Paul Lachine

Chinas Kampf um langsameres Wachstum

PEKING: Bei der Eröffnung der diesjährigen Legislaturperiode des chinesischen Parlaments, des Nationalen Volkskongresses, gab Ministerpräsident Wen Jiabao bekannt, dass das Ziel der Regierung beim jährlichen Wirtschaftswachstum für 2012 bei 7,5% läge. Angesichts der nach wie vor mühsamen Erholung der Weltwirtschaft löste ein derart starker Rückgang der chinesischen Wachstumsrate natürlich weltweite Besorgnis aus.

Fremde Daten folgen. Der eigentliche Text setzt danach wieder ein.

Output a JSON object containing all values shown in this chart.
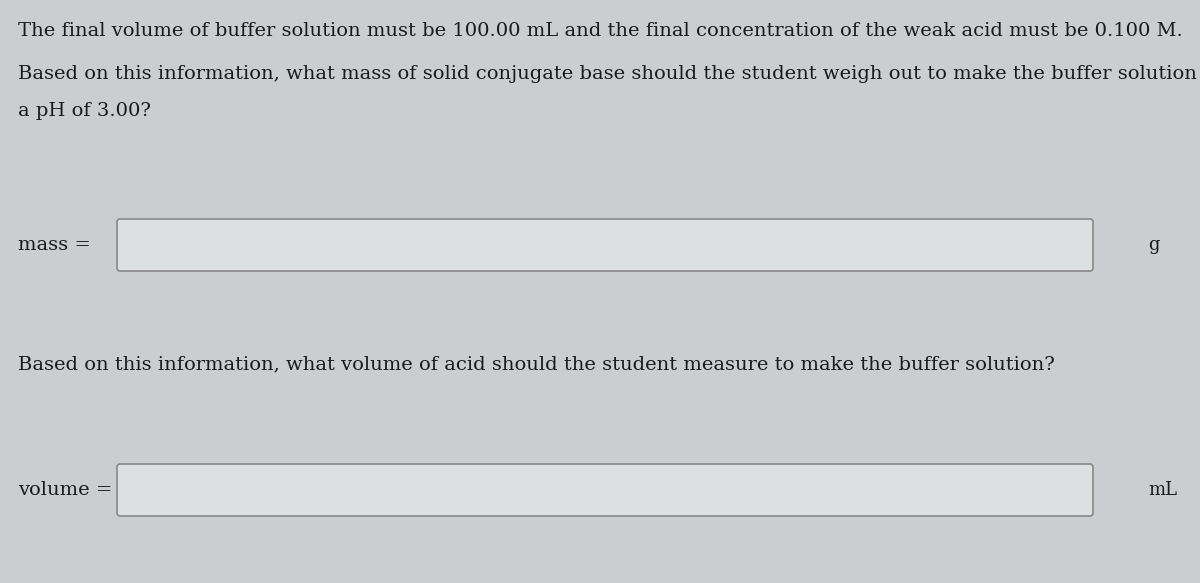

Doch man muss berücksichtigen, dass Wen damit eine politische Zielsetzung äußerte und keine wirtschaftliche Prognose. Zweck der Zielsetzung einer niedrigeren Wachstumsrate, so erklärte er, sei es, „Menschen in allen Sektoren anzuleiten, ihre Arbeit auf eine Beschleunigung des Wandels der Muster wirtschaftlicher Entwicklung zu konzentrieren und die wirtschaftliche Entwicklung nachhaltiger und effizienter zu machen.“

Investitionen in Anlagevermögen sind in China der wichtigste Wachstumsmotor. Als Entwicklungsland mit einem Pro-Kopf-Einkommen von weniger als 5.000 Dollar hat China nach wie vor viel Spielraum zur Erhöhung seines Kapitalstocks. Doch die Wachstumsrate bei den Investitionen ist zu hoch. Die Frage ist nicht, ob China mehr Investitionen braucht, sondern ob Chinas Aufnahmefähigkeit das hohe Investitionswachstum des letzten Jahrzehnts weiter bewältigen kann.